Lange Zeit blieb es rund um die Schuldenbremse und deren Ausgestaltung als Instrument des Schuldenabbaus ruhig. Mit dem sich jetzt zuspitzenden Verteilungskampf um die öffentlichen Gelder rückt sie aber endlich in den Fokus der links-grünen Parteien. Sarah Wyss und Cédric Wermuth von der SP forderten Mitte Januar in einem «Tages-Anzeiger»-Gastbeitrag eine Reform: Angehäufte Überschüsse sollen künftig «für Investitionen in Gleichstellung, Klimawende und Stärkung der Kaufkraft der Bevölkerung» verwendet werden. Und letzte Woche kündigte der Solothurner Grünen-Nationalrat Felix Wettstein gleich drei parlamentarische Vorstösse an, um den bisher extrem eingeschränkten Handlungsspielraum bei der Umsetzung der Schuldenbremse zu lockern und «Investitionen in die Zukunft» zu ermöglichen.
Fokus auf die Einnahmenseite
Die links-grünen Interventionen gegen die Schuldenbremse sind wichtig. Auch weil sie zur Aufklärung des Mechanismus und der Auswirkungen der «Zukunftsbremse» beitragen. Dominik Gross, Spezialist für Finanz- und Steuerpolitik der NGO Alliance Sud, weist darüber hinaus auf die globale finanzpolitische Dimension hin: «Letztlich zahlt wieder einmal auch der Globale Süden für den bürgerlichen Schuldenbremsenwahn», sagt er. «Weil der Bundesrat die Ukrainehilfe schuldenbremsenkonform mit Entwicklungshilfegeldern finanzieren will, gibts weniger Geld für den Süden. Den überflüssigen Schuldenabbau der letzten zehn Jahre hat der Bund auch mit Steuereinnahmen aus Gewinnverschiebungen von multinationalen Konzernen finanziert».

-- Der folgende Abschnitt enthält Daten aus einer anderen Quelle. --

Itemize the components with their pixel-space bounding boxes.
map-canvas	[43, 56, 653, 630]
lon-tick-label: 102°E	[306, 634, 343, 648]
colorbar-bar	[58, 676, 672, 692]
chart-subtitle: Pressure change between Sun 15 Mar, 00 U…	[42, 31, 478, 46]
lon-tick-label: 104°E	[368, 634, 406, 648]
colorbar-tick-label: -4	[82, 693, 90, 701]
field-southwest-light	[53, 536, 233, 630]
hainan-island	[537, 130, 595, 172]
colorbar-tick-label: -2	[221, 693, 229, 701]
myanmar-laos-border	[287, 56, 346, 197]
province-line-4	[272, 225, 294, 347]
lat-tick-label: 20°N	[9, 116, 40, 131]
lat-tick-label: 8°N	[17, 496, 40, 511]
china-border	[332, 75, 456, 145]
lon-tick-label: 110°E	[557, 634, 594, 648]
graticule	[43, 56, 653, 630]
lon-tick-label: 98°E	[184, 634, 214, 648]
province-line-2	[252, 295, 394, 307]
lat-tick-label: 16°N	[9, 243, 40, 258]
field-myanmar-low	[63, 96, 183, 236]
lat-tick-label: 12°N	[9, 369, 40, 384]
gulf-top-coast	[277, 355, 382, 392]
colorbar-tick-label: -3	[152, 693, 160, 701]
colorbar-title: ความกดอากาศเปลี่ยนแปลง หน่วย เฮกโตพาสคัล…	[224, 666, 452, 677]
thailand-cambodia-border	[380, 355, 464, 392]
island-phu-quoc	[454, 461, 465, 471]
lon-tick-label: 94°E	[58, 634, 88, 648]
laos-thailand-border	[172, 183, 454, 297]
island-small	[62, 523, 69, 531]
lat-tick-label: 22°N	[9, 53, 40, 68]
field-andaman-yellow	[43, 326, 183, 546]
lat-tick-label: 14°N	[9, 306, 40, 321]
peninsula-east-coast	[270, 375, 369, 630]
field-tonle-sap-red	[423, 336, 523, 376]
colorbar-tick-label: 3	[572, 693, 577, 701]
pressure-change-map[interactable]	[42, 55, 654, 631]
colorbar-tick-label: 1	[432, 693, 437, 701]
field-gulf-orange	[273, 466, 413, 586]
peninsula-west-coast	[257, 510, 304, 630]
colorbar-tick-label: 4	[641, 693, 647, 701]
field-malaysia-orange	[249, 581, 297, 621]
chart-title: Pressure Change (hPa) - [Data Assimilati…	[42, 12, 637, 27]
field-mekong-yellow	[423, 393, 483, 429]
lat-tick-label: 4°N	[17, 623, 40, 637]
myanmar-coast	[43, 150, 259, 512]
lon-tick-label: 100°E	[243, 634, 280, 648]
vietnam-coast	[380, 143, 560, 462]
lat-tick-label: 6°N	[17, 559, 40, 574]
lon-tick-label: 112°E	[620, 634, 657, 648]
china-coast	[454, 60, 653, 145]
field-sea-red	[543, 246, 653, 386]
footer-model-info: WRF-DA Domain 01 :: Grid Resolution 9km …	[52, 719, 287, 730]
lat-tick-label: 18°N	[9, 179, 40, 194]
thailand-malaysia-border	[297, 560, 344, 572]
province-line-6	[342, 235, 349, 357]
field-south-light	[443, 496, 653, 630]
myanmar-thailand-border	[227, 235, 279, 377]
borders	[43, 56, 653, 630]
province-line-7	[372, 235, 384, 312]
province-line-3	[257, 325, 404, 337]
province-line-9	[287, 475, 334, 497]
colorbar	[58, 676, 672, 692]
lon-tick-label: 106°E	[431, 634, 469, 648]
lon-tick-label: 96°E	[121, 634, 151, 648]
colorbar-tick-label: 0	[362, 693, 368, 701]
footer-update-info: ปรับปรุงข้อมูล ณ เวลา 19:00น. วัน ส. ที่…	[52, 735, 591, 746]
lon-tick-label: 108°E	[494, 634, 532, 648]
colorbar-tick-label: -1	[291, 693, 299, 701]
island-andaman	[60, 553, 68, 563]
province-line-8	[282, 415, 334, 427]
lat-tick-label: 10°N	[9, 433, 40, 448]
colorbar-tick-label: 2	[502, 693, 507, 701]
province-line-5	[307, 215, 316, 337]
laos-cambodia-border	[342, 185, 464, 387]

Und er weist darauf hin, dass es nicht nur die Seite der Staatsausgaben gebe, sondern auch jene der -einnahmen. «Wahrscheinlich ist dort sogar mehr zu holen für das links-grüne Lager», sagt Gross. Die Schuldenbremse sei ein relativ komplexes finanzpolitisches Instrument, das der Bevölkerung nur schwierig zu vermitteln sei. «Die Abschaffung des inländischen Bankgeheimnisses oder eine Erhöhung der Vermögenssteuern, die beide mehr Staatseinnahmen bedeuten würden, sind auf jeden Fall prüfenswerte Optionen, um den Staat finanzpolitisch handlungsfähiger zu machen», findet er.